Pregnant or nursing (lactating) women.

Study Treatment

- VAY736: 150 mg powder in vial for solution for injection; after reconstitution to 150 mg/mL per vial, a dose of 300 mg will be given as s.c. injection

Efficacy Assessments:

- SRI-4 (SLE responder index)
- Physician Global Assessment Visual Analogue Scale (PhGA-VAS)
- Patient Global Assessment (VAS)
- Flare Rate by BILAG-2004 score
- Lupus Low Disease Activity State (LLDAS)
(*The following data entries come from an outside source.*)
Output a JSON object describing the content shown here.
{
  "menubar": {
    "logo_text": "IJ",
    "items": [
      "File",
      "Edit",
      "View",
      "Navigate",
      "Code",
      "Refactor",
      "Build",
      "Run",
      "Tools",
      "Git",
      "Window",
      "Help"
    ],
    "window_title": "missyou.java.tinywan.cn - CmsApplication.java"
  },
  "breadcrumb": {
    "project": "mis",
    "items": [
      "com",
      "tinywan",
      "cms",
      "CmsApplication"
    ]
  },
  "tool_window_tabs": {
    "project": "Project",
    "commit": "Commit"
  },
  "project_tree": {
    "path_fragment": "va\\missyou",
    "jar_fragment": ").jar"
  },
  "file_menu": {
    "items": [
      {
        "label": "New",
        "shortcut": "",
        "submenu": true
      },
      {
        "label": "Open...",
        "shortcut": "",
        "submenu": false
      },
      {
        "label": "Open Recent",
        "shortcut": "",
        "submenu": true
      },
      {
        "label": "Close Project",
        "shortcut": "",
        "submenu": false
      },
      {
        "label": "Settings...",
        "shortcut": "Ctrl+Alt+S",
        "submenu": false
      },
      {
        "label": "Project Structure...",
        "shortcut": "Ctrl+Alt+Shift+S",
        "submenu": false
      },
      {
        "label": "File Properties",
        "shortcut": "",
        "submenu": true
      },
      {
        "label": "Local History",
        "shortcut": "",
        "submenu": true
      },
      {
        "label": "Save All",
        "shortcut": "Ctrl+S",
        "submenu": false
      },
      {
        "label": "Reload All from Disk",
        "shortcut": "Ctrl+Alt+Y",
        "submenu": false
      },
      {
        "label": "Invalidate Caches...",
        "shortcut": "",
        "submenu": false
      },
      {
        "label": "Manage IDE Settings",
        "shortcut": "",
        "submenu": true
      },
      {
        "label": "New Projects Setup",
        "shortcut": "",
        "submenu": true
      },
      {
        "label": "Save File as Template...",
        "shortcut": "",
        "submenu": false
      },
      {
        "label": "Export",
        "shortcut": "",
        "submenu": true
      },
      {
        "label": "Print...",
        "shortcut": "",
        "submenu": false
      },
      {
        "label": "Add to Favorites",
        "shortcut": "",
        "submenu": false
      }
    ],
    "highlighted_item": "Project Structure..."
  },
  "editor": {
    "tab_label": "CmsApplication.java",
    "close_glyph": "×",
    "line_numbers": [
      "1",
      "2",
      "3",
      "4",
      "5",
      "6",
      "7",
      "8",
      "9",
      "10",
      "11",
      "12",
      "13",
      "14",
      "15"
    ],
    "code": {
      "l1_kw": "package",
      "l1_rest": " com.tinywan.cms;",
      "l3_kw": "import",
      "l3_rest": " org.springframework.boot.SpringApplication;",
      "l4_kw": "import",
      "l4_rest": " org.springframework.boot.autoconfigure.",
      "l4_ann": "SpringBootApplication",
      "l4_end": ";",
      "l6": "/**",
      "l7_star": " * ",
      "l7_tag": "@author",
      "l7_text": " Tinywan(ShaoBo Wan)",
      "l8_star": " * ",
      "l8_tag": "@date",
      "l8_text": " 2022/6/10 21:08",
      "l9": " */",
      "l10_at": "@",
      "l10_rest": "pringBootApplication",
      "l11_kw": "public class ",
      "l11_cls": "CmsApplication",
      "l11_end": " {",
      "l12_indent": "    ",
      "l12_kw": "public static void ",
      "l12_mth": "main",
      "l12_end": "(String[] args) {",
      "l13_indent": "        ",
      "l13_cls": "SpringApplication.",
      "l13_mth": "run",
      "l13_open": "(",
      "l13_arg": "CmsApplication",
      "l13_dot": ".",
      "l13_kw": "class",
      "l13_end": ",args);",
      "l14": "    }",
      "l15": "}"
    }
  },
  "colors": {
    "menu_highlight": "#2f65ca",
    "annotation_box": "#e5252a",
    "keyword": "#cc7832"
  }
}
Additional study treatments: the patients will also receive approximately 75 to 80 mg methylprednisolone i.v. approximately one hour before first dosing of study drug VAY736 at Day 1.

Guided Corticosteroid (CS) Reduction

- Patients entering the study on a stable CS regimen are required to undergo a guided CS taper from baseline levels starting at Week 5 in order to achieve by Week 17:
  - a daily CS dose of ≤5 mg/day prednisone or equivalent,
  - or a CS dose that is less than the baseline dose, whichever is the lower dose.
- In addition, the patient should remain at the lowered CS dose achieved at Week 17 through to Week 29.
- Patients entering the study without background CS therapy should remain free of any CS regimen or increase in SoC DMARDs through to Week 29.
- Patients exceeding the rescue therapy allowances may continue in trial but will be labeled a non-responder for primary endpoint.
- During the open label phase, further reductions in patients' SoC CS and DMARDs may be made on an individual basis as deemed appropriate by the investigator.

Results:

The proportion of study patients who achieved the composite primary endpoint at Week 28 of SRI-4 under sustained prednisolone reduction ≤5 mg/d was 42% greater for ianalumab than for placebo. Ianalumab also was better than placebo for the incidence of moderate or severe flares (45% vs 73%, respectively) and time-to-first flare (median not reached vs 11.9 weeks, respectively). At Week 28 the differences between ianalumab and placebo were 50% for proportion of patients achieving SRI-4 response, 34% for reduced corticosteroid use, 43% for the primary combined endpoint of these two outcomes, 20% for Lupus Low Disease Activity State (LLDAS) and 31% for BILAG-based Combined Lupus Assessment (BICLA). Ianalumab was well tolerated without any new safety signals detected during the blinded 28-week treatment period as well as during the open-label treatment period (Week 28 to Week 52) and subsequent safety follow up period.
Ianalumab 300 mg given every 3 months (q12w, quarterly) is expected to maintain depletion of circulating B cells and associated clinical effects.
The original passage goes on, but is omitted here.